Durante años, el movimiento feminista ha luchado por la despenalización del aborto y al mismo tiempo se ha permitido forjar un discurso testificador del derecho penal. Esto encierra una contradicción. Que solamente mediante la victimización hayamos podido legitimar las demandas políticas feministas, ha derivado en el punitivismo como estrategia política. Buscando construir entornos sociales menos violentos para las mujeres, la demanda por la ampliación de los tipos penales, las medidas cautelares y el aumento de penas se han posicionado sobre otras políticas sociales y de redistribución, incluso sobre la lucha de derechos reproductivos.

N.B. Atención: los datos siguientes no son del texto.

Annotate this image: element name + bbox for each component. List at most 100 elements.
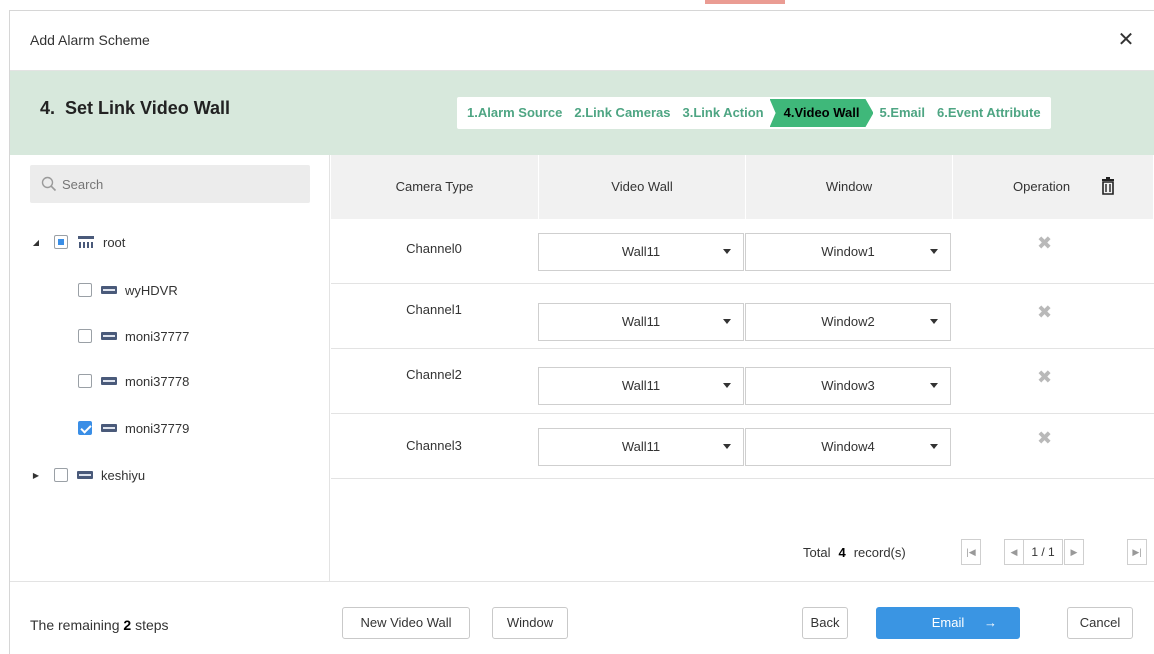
- device-icon: [101, 286, 117, 294]
- window-value: Window2: [821, 314, 875, 329]
- camera-type-cell: Channel1: [406, 302, 462, 317]
- tree-checkbox[interactable]: [54, 468, 68, 482]
- chevron-down-icon: [723, 319, 731, 324]
- page-indicator: 1 / 1: [1023, 539, 1063, 565]
- table-row: Channel1 Wall11 Window2 ✖: [331, 284, 1154, 349]
- record-total-prefix: Total: [803, 545, 831, 560]
- delete-row-icon[interactable]: ✖: [1037, 302, 1052, 323]
- step-bar: 4. Set Link Video Wall 1.Alarm Source 2.L…: [10, 71, 1154, 155]
- tree-checkbox[interactable]: [54, 235, 68, 249]
- column-header-camera-type: Camera Type: [331, 155, 539, 219]
- step-heading-title: Set Link Video Wall: [65, 98, 231, 118]
- step-event-attribute[interactable]: 6.Event Attribute: [931, 99, 1047, 127]
- device-icon: [101, 332, 117, 340]
- remaining-suffix: steps: [135, 617, 169, 633]
- search-box[interactable]: [30, 165, 310, 203]
- record-total: Total 4 record(s): [803, 545, 906, 560]
- search-icon: [41, 176, 57, 192]
- window-select[interactable]: Window3: [745, 367, 951, 405]
- chevron-down-icon: [930, 249, 938, 254]
- window-select[interactable]: Window1: [745, 233, 951, 271]
- table-row: Channel0 Wall11 Window1 ✖: [331, 219, 1154, 284]
- tree-node-moni37779[interactable]: moni37779: [54, 417, 189, 439]
- tree-checkbox[interactable]: [78, 283, 92, 297]
- window-value: Window1: [821, 244, 875, 259]
- step-label: 2.Link Cameras: [574, 105, 671, 120]
- link-table: Camera Type Video Wall Window Operation …: [331, 155, 1154, 581]
- tree-node-wyhdvr[interactable]: wyHDVR: [54, 279, 178, 301]
- record-total-count: 4: [838, 545, 846, 560]
- camera-type-cell: Channel0: [406, 241, 462, 256]
- step-heading-number: 4.: [40, 98, 56, 118]
- step-link-action[interactable]: 3.Link Action: [676, 99, 769, 127]
- device-tree-pane: ◢ root wyHDVR moni37777: [10, 155, 330, 581]
- background-accent: [705, 0, 785, 4]
- step-email[interactable]: 5.Email: [873, 99, 931, 127]
- remaining-count: 2: [123, 617, 132, 633]
- video-wall-select[interactable]: Wall11: [538, 303, 744, 341]
- tree-node-label: wyHDVR: [125, 282, 178, 298]
- back-button[interactable]: Back: [802, 607, 848, 639]
- chevron-down-icon: [723, 249, 731, 254]
- video-wall-select[interactable]: Wall11: [538, 367, 744, 405]
- wizard-steps: 1.Alarm Source 2.Link Cameras 3.Link Act…: [457, 97, 1051, 129]
- column-header-operation-label: Operation: [1013, 179, 1071, 194]
- step-alarm-source[interactable]: 1.Alarm Source: [461, 99, 568, 127]
- tree-checkbox[interactable]: [78, 374, 92, 388]
- chevron-down-icon: [930, 319, 938, 324]
- delete-row-icon[interactable]: ✖: [1037, 428, 1052, 449]
- last-page-button[interactable]: ▶|: [1127, 539, 1147, 565]
- window-button[interactable]: Window: [492, 607, 568, 639]
- table-row: Channel2 Wall11 Window3 ✖: [331, 349, 1154, 414]
- next-page-button[interactable]: ▶: [1064, 539, 1084, 565]
- window-select[interactable]: Window2: [745, 303, 951, 341]
- tree-node-moni37777[interactable]: moni37777: [54, 325, 189, 347]
- video-wall-select[interactable]: Wall11: [538, 428, 744, 466]
- background-strip: [0, 0, 1154, 10]
- video-wall-select[interactable]: Wall11: [538, 233, 744, 271]
- column-header-operation: Operation: [953, 155, 1154, 219]
- tree-node-label: moni37777: [125, 328, 190, 344]
- window-select[interactable]: Window4: [745, 428, 951, 466]
- next-email-button[interactable]: Email →: [876, 607, 1020, 639]
- table-row: Channel3 Wall11 Window4 ✖: [331, 414, 1154, 479]
- record-total-suffix: record(s): [853, 545, 906, 560]
- device-icon: [101, 424, 117, 432]
- add-alarm-scheme-dialog: Add Alarm Scheme ✕ 4. Set Link Video Wall…: [9, 10, 1154, 654]
- arrow-right-icon: →: [984, 615, 997, 630]
- tree-node-moni37778[interactable]: moni37778: [54, 370, 189, 392]
- first-page-button[interactable]: |◀: [961, 539, 981, 565]
- delete-row-icon[interactable]: ✖: [1037, 233, 1052, 254]
- step-label: 4.Video Wall: [783, 105, 860, 120]
- prev-page-button[interactable]: ◀: [1004, 539, 1024, 565]
- step-link-cameras[interactable]: 2.Link Cameras: [568, 99, 676, 127]
- new-video-wall-button[interactable]: New Video Wall: [342, 607, 470, 639]
- dialog-title: Add Alarm Scheme: [30, 32, 150, 48]
- tree-expander-icon[interactable]: ▶: [30, 471, 42, 480]
- cancel-button[interactable]: Cancel: [1067, 607, 1133, 639]
- step-video-wall[interactable]: 4.Video Wall: [770, 99, 874, 127]
- tree-expander-icon[interactable]: ◢: [30, 238, 42, 247]
- delete-row-icon[interactable]: ✖: [1037, 367, 1052, 388]
- camera-type-cell: Channel3: [406, 438, 462, 453]
- tree-checkbox-checked[interactable]: [78, 421, 92, 435]
- dialog-footer: The remaining 2 steps New Video Wall Win…: [10, 581, 1154, 654]
- chevron-down-icon: [930, 444, 938, 449]
- close-icon[interactable]: ✕: [1114, 25, 1138, 55]
- tree-node-label: moni37778: [125, 373, 190, 389]
- column-header-window: Window: [746, 155, 953, 219]
- tree-node-root[interactable]: ◢ root: [30, 231, 125, 253]
- table-header: Camera Type Video Wall Window Operation: [331, 155, 1154, 219]
- column-header-video-wall: Video Wall: [539, 155, 746, 219]
- tree-node-keshiyu[interactable]: ▶ keshiyu: [30, 464, 145, 486]
- trash-icon[interactable]: [1101, 177, 1115, 195]
- remaining-steps: The remaining 2 steps: [30, 617, 169, 633]
- dialog-titlebar: Add Alarm Scheme ✕: [10, 11, 1154, 71]
- tree-node-label: root: [103, 234, 126, 250]
- search-input[interactable]: [62, 165, 302, 203]
- camera-type-cell: Channel2: [406, 367, 462, 382]
- step-label: 1.Alarm Source: [467, 105, 563, 120]
- tree-checkbox[interactable]: [78, 329, 92, 343]
- video-wall-value: Wall11: [621, 314, 661, 329]
- video-wall-value: Wall11: [621, 439, 661, 454]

Últimamente parecería haber consenso entre las distintas fuerzas políticas del Congreso sobre que la agenda de género es necesaria, lo que seguramente se debe a la conquista de la paridad y a la nueva integración de las cámaras legislativas. La paridad ha transformado el lenguaje mismo de la política y la manera de interpretar las reglas del juego democrático. Lamentablemente, bajo ese acuerdo ha crecido principalmente la agenda que garantiza un piso parejo en las contiendas electorales y las que buscan solución penal a las violencias. Prueba de ello es la reciente tipificación de la violencia política de género como delito imponiendo en promedio una sentencia de 1 a 3 años de prisión a quien lo cometa. Esto indica que quizá nuestras representantas han olvidado la transversalización de la perspectiva de género, aunque también da cuenta de que muchas de quienes nos representan han sufrido violencia política de género en algún punto de su carrera.

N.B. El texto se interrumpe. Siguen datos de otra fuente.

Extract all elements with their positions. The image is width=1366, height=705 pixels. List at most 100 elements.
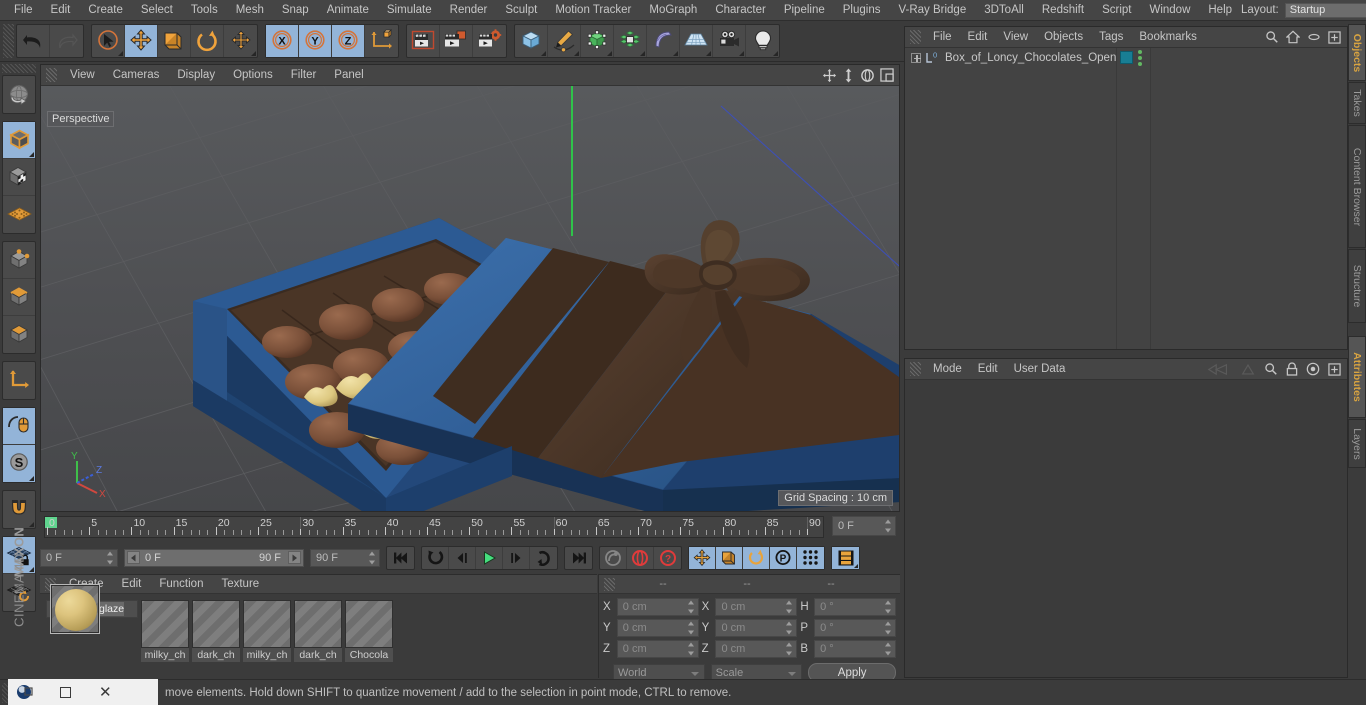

Una parte del movimiento se limitó a buscar la igualdad judicial, mientras otra aprovechó un acuerdo con cierta agenda que la derecha compró para legitimarse. Son las diputadas del PAN, el partido conservador, las primeras en impulsar, aunque con el apoyo de la izquierda, el castigo penal ante los feminicidios, el acoso sexual y político, pero, a cambio, se rehúsan a despenalizar el aborto y a impulsar políticas firmes de redistribución del ingreso. No es casualidad. Desde los años 90, el discurso punitivista ha sido el propio del neoliberalismo para disciplinar las exclusiones del sistema, para suspender el conflicto social. Es una suerte de autoengaño instrumentalizado por el feminismo institucionalizado –más bien mujerismo despolitizador—, ese que no cuestiona las relaciones de poder, sino, simplemente, pretende suplantar a los directivos de grupos sociales y corporativos opresores por directivas.
Abunda la falsa creencia de que el aumento de penas funciona como un elemento disuasivo, pero las instituciones que reproducen relaciones asimétricas de poder entre hombres y mujeres –favoreciendo a los hombres— no se enderezan con cárceles, ni con el temor a sus puertas. En esto el movimiento feminista y el feminismo institucional se encontraron, pues, en los últimos años, las marchas feministas desembocaban en la exigencia colectiva de prisión preventiva para violadores y feminicidas (cabe mencionar que estos delitos fueron adheridos a la reforma constitucional del artículo 19, párrafo segundo, en materia de prisión preventiva oficiosa). Está bien, pero puede ser un ansiolítico engañoso: de nada sirve aumentar las penas o recluir durante el proceso a feminicidas o violadores si no se activa la creatividad para no terminar siempre en un sistema donde no se repara el daño a las víctimas y tampoco se rehabilita ni contiene realmente a los victimarios.